De lagere regelgeving is geordend naar de inrichting van het spoorsysteem: infrastructuur, spoorvoertuigen, spoorondernemingen, spoorpersoneel, capaciteitsverdeling en spoorverkeer. Dit sluit goed aan op de Europese regelgeving. Het gaat hierbij om 6 algemene maatregelen van bestuur en 6 bijbehorende ministeriële regelingen. Daarnaast is nog sprake van een algemene maatregel van bestuur die op afzienbare termijn komt te vervallen (Reglement op de raccordementen) en van het Besluit personenvervoer 2000 (voor zover betrekking hebbend op spoor), alsmede een ministeriële regeling over tarieven voor vergunningen op basis van de Spoorwegwet.

XNoot
1

De naam CROW is oorspronkelijk een afkorting van Centrum voor Regelgeving en Onderzoek in de Grond-, Water- en Wegenbouw en de Verkeerstechniek.

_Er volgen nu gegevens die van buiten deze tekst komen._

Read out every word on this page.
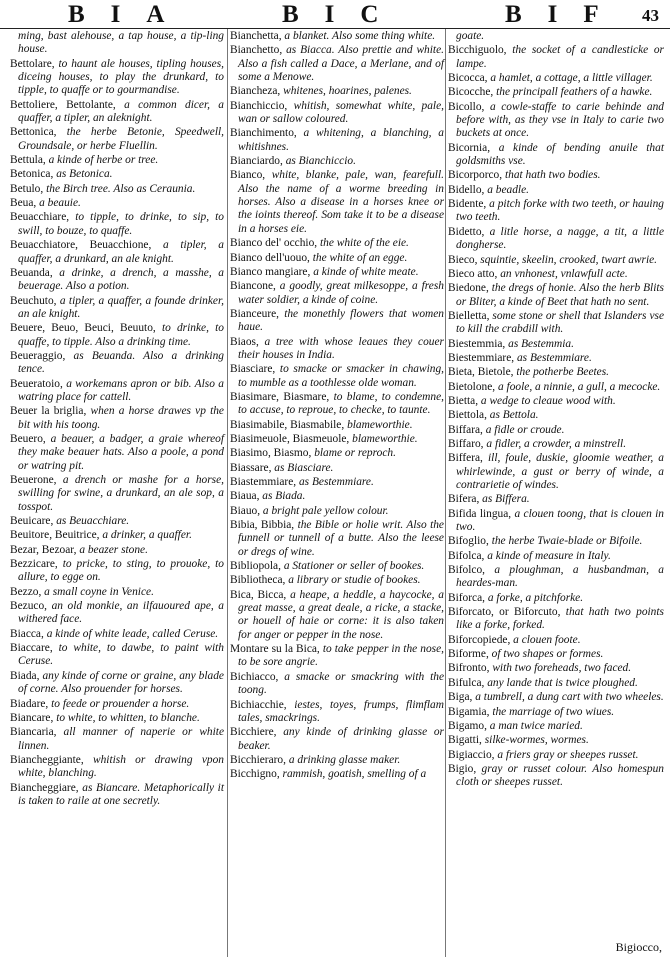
BIA	BIC	BIF 43
ming, bast alehouse, a tap house, a tip-ling house.
Bettolare, to haunt ale houses, tipling houses, diceing houses, to play the drunkard, to tipple, to quaffe or to gourmandise.
Bettoliere, Bettolante, a common dicer, a quaffer, a tipler, an aleknight.
Bettonica, the herbe Betonie, Speedwell, Groundsale, or herbe Fluellin.
Bettula, a kinde of herbe or tree.
Betonica, as Betonica.
Betulo, the Birch tree. Also as Ceraunia.
Beua, a beauie.
Beuacchiare, to tipple, to drinke, to sip, to swill, to bouze, to quaffe.
Beuacchiatore, Beuacchione, a tipler, a quaffer, a drunkard, an ale knight.
Beuanda, a drinke, a drench, a masshe, a beuerage. Also a potion.
Beuchuto, a tipler, a quaffer, a founde drinker, an ale knight.
Beuere, Beuo, Beuci, Beuuto, to drinke, to quaffe, to tipple. Also a drinking time.
Beueraggio, as Beuanda. Also a drinking tence.
Beueratoio, a workemans apron or bib. Also a watring place for cattell.
Beuer la briglia, when a horse drawes vp the bit with his toong.
Beuero, a beauer, a badger, a graie whereof they make beauer hats. Also a poole, a pond or watring pit.
Beuerone, a drench or mashe for a horse, swilling for swine, a drunkard, an ale sop, a tosspot.
Beuicare, as Beuacchiare.
Beuitore, Beuitrice, a drinker, a quaffer.
Bezar, Bezoar, a beazer stone.
Bezzicare, to pricke, to sting, to prouoke, to allure, to egge on.
Bezzo, a small coyne in Venice.
Bezuco, an old monkie, an ilfauoured ape, a withered face.
Biacca, a kinde of white leade, called Ceruse.
Biaccare, to white, to dawbe, to paint with Ceruse.
Biada, any kinde of corne or graine, any blade of corne. Also prouender for horses.
Biadare, to feede or prouender a horse.
Biancare, to white, to whitten, to blanche.
Biancaria, all manner of naperie or white linnen.
Biancheggiante, whitish or drawing vpon white, blanching.
Biancheggiare, as Biancare. Metaphorically it is taken to raile at one secretly.
Bianchetta, a blanket. Also some thing white.
Bianchetto, as Biacca. Also prettie and white. Also a fish called a Dace, a Merlane, and of some a Menowe.
Biancheza, whitenes, hoarines, palenes.
Bianchiccio, whitish, somewhat white, pale, wan or sallow coloured.
Bianchimento, a whitening, a blanching, a whitishnes.
Bianciardo, as Bianchiccio.
Bianco, white, blanke, pale, wan, fearefull. Also the name of a worme breeding in horses. Also a disease in a horses knee or the ioints thereof. Som take it to be a disease in a horses eie.
Bianco del' occhio, the white of the eie.
Bianco dell'uouo, the white of an egge.
Bianco mangiare, a kinde of white meate.
Biancone, a goodly, great milkesoppe, a fresh water soldier, a kinde of coine.
Bianceure, the monethly flowers that women haue.
Biaos, a tree with whose leaues they couer their houses in India.
Biasciare, to smacke or smacker in chawing, to mumble as a toothlesse olde woman.
Biasimare, Biasmare, to blame, to condemne, to accuse, to reproue, to checke, to taunte.
Biasimabile, Biasmabile, blameworthie.
Biasimeuole, Biasmeuole, blameworthie.
Biasimo, Biasmo, blame or reproch.
Biassare, as Biasciare.
Biastemmiare, as Bestemmiare.
Biaua, as Biada.
Biauo, a bright pale yellow colour.
Bibia, Bibbia, the Bible or holie writ. Also the funnell or tunnell of a butte. Also the leese or dregs of wine.
Bibliopola, a Stationer or seller of bookes.
Bibliotheca, a library or studie of bookes.
Bica, Bicca, a heape, a heddle, a haycocke, a great masse, a great deale, a ricke, a stacke, or houell of haie or corne: it is also taken for anger or pepper in the nose.
Montare su la Bica, to take pepper in the nose, to be sore angrie.
Bichiacco, a smacke or smackring with the toong.
Bichiacchie, iestes, toyes, frumps, flimflam tales, smackrings.
Bicchiere, any kinde of drinking glasse or beaker.
Bicchieraro, a drinking glasse maker.
Bicchigno, rammish, goatish, smelling of a
goate.
Bicchiguolo, the socket of a candlesticke or lampe.
Bicocca, a hamlet, a cottage, a little villager.
Bicocche, the principall feathers of a hawke.
Bicollo, a cowle-staffe to carie behinde and before with, as they vse in Italy to carie two buckets at once.
Bicornia, a kinde of bending anuile that goldsmiths vse.
Bicorporco, that hath two bodies.
Bidello, a beadle.
Bidente, a pitch forke with two teeth, or hauing two teeth.
Bidetto, a litle horse, a nagge, a tit, a little dongherse.
Bieco, squintie, skeelin, crooked, twart awrie.
Bieco atto, an vnhonest, vnlawfull acte.
Biedone, the dregs of honie. Also the herb Blits or Bliter, a kinde of Beet that hath no sent.
Bielletta, some stone or shell that Islanders vse to kill the crabdill with.
Biestemmia, as Bestemmia.
Biestemmiare, as Bestemmiare.
Bieta, Bietole, the potherbe Beetes.
Bietolone, a foole, a ninnie, a gull, a mecocke.
Bietta, a wedge to cleaue wood with.
Biettola, as Bettola.
Biffara, a fidle or croude.
Biffaro, a fidler, a crowder, a minstrell.
Biffera, ill, foule, duskie, gloomie weather, a whirlewinde, a gust or berry of winde, a contrarietie of windes.
Bifera, as Biffera.
Bifida lingua, a clouen toong, that is clouen in two.
Bifoglio, the herbe Twaie-blade or Bifoile.
Bifolca, a kinde of measure in Italy.
Bifolco, a ploughman, a husbandman, a heardes-man.
Biforca, a forke, a pitchforke.
Biforcato, or Biforcuto, that hath two points like a forke, forked.
Biforcopiede, a clouen foote.
Biforme, of two shapes or formes.
Bifronto, with two foreheads, two faced.
Bifulca, any lande that is twice ploughed.
Biga, a tumbrell, a dung cart with two wheeles.
Bigamia, the marriage of two wiues.
Bigamo, a man twice maried.
Bigatti, silke-wormes, wormes.
Bigiaccio, a friers gray or sheepes russet.
Bigio, gray or russet colour. Also homespun cloth or sheepes russet.
Bigiocco,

Tegenwoordig staat de naam voor kennisplatform voor infrastructuur, verkeer, vervoer en openbare ruimte.

XNoot
2

Belanghebbenden hebben samen met CROW een aantal richtlijnen samengesteld voor gewenste indelingen van het wegennet: Richtlijnen voor het Ontwerp van Autosnelwegen (ROA), Richtlijnen voor het Ontwerp van Niet-Autosnelwegen (RONA) en Aanbevelingen voor Stedelijke Verkeersvoorzieningen (ASVV). Dit zijn indelingen van het bestaande wegennet in wegcategorieën.

XNoot
1

Bijlage bij Kamerstukken II, 2004–2005, 29 515, nr. 86.

XNoot
2

Instellingsbesluit Commissie Fundamentele Verkenning Transportbelemmeringen, Staatscourant 7 mei 2007, nr. 87/pag. 7.

XNoot
3

Regels op maat. Eindrapport Commissie Stevens, 4 februari 2007. Slotaanbevelingen aan het kabinet voor de aanpak van regeldruk.